Sherwin-Williams Reveals Final HQ Designs, Including Lighting, Branding

Michelle Jarboe, Crain's

The Sherwin-Williams Co. expects to start site preparations this month in downtown Cleveland's Warehouse District, on parking lots marked for the company's new headquarters.

As the coatings giant moves toward a formal groundbreaking, which is likely to occur in January, Sherwin-Williams is seeking final design approvals from a quartet of city commissions and committees. Architects submitted a bundle of images to the city on Tuesday, Nov. 16, in preparation for a public meeting set for Nov. 30.

The package shows how Sherwin-Williams plans to enhance and unify its three-building campus through colorful lighting and landscaping. Detailed renderings also depict understated signage on the east and west faces of the 36-story office tower, which will bear the company's name — but not the recognizable logo of a paint-covered planet.

Architects at Pickard Chilton and Vocon made few adjustments to the design and layout of the buildings — a two-level pavilion that will sit just west of Public Square, a skyscraper at the northwest corner of West Third Street and Superior Avenue and a parking garage to the north.

But the designers did trim the footprint of the 920-space garage, making it taller and slimmer in response to feedback from public review bodies. The structure now will rise five stories above the ground, instead of four, and will sit farther back from St. Clair Avenue.

That change maintains the capacity of the garage while giving Sherwin-Williams room to add a bay — if there's a need for 300 additional spaces. Perhaps more importantly, though, the reduced footprint leaves more of the surrounding block open for other types of development, from housing or a boutique hotel to offices, restaurants or even national retailers.

Sherwin-Williams has earmarked the L-shaped perimeter of the block, along St. Clair and West Sixth Street, for such complementary projects. Creating a deeper site along St. Clair offers the eventual developer, or developers, more flexibility, said Tim Muckley, director of corporate real estate, during a meeting this week at the company's historic office complex downtown.

The new tower and garage will be linked by a skybridge over Frankfort Avenue, a slim street that the city vacated between West Third and West Sixth. A second, more prominent overhead walkway will stretch over West Third, connecting the office building to the pavilion, designed to serve as the front door to the campus.

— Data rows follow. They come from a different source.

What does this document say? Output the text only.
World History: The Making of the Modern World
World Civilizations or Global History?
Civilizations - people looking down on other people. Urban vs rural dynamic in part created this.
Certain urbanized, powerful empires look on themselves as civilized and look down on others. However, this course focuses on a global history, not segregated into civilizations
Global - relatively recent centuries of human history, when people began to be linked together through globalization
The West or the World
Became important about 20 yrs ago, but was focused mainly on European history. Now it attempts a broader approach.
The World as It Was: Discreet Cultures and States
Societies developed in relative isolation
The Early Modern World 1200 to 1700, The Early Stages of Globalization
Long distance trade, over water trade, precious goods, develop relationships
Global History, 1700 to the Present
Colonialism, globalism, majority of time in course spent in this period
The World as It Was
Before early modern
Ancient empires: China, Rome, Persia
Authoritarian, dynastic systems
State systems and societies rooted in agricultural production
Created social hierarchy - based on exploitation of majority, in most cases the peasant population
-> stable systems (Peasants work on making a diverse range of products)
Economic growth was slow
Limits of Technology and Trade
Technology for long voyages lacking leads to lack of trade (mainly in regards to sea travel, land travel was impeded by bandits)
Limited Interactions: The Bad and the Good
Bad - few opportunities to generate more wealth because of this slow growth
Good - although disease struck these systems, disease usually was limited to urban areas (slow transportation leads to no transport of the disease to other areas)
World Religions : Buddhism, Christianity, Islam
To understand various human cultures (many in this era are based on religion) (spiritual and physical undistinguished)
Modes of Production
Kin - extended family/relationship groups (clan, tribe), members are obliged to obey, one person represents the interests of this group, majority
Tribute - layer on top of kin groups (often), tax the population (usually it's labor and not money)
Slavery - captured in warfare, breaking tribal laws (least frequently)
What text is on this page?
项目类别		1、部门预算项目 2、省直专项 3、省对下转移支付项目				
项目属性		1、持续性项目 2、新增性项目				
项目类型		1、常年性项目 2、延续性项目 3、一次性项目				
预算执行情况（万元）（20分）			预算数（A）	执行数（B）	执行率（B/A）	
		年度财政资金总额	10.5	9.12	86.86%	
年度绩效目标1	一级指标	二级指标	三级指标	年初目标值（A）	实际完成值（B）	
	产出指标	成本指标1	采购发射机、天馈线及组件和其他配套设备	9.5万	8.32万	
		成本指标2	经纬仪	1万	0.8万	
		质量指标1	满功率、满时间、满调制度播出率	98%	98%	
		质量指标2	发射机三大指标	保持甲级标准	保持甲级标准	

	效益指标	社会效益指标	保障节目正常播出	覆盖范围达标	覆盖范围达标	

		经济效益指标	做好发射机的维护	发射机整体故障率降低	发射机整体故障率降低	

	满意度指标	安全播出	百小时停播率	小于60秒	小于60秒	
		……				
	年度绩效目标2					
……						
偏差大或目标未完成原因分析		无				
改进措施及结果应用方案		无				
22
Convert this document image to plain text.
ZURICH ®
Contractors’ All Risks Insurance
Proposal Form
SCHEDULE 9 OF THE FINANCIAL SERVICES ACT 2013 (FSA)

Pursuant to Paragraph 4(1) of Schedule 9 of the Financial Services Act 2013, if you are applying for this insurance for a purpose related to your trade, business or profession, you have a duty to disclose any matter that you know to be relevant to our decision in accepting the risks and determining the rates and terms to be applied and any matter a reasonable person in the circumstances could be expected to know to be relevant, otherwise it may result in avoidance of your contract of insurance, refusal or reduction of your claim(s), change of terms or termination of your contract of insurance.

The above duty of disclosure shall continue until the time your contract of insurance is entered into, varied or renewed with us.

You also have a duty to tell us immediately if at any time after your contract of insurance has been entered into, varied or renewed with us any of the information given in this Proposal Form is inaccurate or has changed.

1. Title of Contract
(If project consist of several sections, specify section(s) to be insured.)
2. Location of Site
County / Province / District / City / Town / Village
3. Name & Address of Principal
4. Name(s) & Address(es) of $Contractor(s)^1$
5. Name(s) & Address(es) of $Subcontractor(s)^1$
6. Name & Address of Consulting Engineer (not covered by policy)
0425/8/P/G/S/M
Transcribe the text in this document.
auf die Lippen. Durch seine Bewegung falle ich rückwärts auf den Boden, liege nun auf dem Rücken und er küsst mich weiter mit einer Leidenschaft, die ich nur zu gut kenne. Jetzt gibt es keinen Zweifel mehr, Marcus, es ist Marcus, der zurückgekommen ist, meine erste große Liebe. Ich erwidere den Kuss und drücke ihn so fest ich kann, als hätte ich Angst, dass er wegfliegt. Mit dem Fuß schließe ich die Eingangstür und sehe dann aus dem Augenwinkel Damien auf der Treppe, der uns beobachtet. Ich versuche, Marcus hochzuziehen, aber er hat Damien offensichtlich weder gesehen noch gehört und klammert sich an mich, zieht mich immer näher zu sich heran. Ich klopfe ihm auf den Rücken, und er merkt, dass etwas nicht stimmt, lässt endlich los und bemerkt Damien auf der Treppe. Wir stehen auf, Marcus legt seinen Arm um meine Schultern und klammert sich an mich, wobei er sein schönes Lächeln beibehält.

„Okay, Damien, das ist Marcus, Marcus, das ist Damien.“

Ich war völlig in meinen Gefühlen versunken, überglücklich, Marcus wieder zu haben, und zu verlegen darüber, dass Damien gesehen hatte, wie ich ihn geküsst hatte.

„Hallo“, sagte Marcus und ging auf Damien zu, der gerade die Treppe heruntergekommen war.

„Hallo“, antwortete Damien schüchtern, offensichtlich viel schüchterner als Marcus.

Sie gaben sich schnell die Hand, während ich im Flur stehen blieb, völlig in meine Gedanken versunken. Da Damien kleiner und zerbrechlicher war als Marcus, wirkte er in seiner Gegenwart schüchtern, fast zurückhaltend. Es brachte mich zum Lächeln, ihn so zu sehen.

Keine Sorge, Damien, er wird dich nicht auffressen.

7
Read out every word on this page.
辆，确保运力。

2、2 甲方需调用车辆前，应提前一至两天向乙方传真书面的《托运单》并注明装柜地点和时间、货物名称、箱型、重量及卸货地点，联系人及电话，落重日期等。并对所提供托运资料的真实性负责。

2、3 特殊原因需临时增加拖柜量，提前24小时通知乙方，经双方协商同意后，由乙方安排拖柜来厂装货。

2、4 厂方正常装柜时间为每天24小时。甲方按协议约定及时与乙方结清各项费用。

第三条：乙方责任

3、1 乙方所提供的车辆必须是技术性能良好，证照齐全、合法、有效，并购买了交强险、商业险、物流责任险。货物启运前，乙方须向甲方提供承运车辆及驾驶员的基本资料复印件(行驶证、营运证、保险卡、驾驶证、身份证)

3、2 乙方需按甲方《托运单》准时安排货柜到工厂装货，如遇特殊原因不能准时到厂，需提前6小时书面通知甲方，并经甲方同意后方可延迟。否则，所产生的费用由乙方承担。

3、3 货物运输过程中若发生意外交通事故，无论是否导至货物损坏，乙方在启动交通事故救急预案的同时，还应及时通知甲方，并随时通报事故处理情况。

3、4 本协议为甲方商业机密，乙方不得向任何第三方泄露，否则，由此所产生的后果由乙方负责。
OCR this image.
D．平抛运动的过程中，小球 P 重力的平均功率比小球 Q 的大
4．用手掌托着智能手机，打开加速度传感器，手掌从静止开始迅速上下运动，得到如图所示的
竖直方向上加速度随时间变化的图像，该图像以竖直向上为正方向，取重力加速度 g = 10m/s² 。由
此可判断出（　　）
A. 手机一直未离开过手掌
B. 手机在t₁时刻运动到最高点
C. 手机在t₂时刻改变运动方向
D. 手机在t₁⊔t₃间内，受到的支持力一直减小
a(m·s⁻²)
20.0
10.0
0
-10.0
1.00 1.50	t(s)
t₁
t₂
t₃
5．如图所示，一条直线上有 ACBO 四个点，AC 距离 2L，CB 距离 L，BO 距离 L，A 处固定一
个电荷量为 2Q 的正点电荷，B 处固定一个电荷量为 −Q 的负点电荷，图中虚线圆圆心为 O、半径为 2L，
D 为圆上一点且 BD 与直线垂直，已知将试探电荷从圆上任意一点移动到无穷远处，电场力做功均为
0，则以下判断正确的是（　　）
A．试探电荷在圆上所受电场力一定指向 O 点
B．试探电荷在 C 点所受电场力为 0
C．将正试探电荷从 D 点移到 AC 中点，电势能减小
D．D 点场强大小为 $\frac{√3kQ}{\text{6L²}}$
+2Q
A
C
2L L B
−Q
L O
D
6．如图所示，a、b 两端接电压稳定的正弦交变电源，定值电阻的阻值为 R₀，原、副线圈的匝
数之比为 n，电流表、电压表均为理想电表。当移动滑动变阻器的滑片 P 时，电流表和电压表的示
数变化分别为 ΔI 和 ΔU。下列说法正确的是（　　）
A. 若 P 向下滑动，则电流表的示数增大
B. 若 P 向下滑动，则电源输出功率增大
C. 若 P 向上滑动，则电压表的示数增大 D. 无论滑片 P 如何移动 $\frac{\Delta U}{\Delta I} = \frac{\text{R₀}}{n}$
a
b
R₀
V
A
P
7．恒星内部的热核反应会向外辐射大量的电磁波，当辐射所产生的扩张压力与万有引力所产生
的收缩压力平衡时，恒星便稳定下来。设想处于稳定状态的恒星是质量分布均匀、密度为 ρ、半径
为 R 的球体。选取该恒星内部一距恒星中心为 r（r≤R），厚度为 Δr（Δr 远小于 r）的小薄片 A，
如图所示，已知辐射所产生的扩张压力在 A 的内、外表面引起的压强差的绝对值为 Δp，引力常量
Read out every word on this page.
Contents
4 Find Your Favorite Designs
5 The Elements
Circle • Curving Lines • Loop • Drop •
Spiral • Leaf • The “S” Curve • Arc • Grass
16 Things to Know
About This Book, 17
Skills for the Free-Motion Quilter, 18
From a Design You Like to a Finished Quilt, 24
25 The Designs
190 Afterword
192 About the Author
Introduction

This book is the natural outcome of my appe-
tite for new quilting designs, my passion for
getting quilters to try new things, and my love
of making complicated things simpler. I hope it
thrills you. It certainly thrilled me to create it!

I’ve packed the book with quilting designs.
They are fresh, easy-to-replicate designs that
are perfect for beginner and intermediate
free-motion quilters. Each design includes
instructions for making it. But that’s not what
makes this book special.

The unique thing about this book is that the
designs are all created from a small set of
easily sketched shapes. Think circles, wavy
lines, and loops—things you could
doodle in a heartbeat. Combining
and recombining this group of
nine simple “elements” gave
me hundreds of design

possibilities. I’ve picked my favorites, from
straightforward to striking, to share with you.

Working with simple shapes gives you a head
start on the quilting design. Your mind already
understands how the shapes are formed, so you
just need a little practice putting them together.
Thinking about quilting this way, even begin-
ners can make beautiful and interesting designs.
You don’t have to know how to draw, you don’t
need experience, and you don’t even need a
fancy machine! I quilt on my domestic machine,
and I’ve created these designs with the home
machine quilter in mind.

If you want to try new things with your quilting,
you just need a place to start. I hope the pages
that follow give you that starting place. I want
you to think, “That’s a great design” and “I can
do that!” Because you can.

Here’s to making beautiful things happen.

Atmospheric renderings show geometric lawns and walking paths around the pavilion, which will have a similarly patterned roof accented with precast concrete, aluminum and rocks.

Sherwin-Williams considered putting a landscaped roof on the low-slung building, which will be visible from the surrounding office and residential towers. The company decided against greenery, though, due to advice from an avian consultant who is working with the project team to discourage birds from nesting on, and potentially flying into, the buildings, Muckley said.

The lighting plan for the complex centers on a zipper-like line that runs up the middle of the tower's east and west sides. Those notches will hold programmable, color-changing lights stretching from the top of the building down to the ground.

The color scheme will spill onto the illuminated ceiling of the skywalk over West Third and flow into the pavilion, where lights will frame the entrances and other areas of the building.

On Monday, Nov. 15, the Cleveland Board of Zoning Appeals approved modest variances for the project. The change to the garage footprint probably will require an amendment to one of those variances, said Matt Heisey, a principal at Cleveland-based Vocon.

But the upcoming design review, by the Cleveland City Planning Commission, Cleveland Landmarks Commission and two advisory committees, will be the last major public discussion of the project before construction gets underway.

Sherwin-Williams expects to move into its new headquarters in late 2024. Muckley said the company could put its longtime home, the Landmark Office Towers on Prospect Avenue, up for sale during the first half of 2022.

Last month, Sherwin-Williams broke ground for a new research and development hub in Brecksville. That facility, which will replace space in the city and the suburbs, also is scheduled to open in late 2024.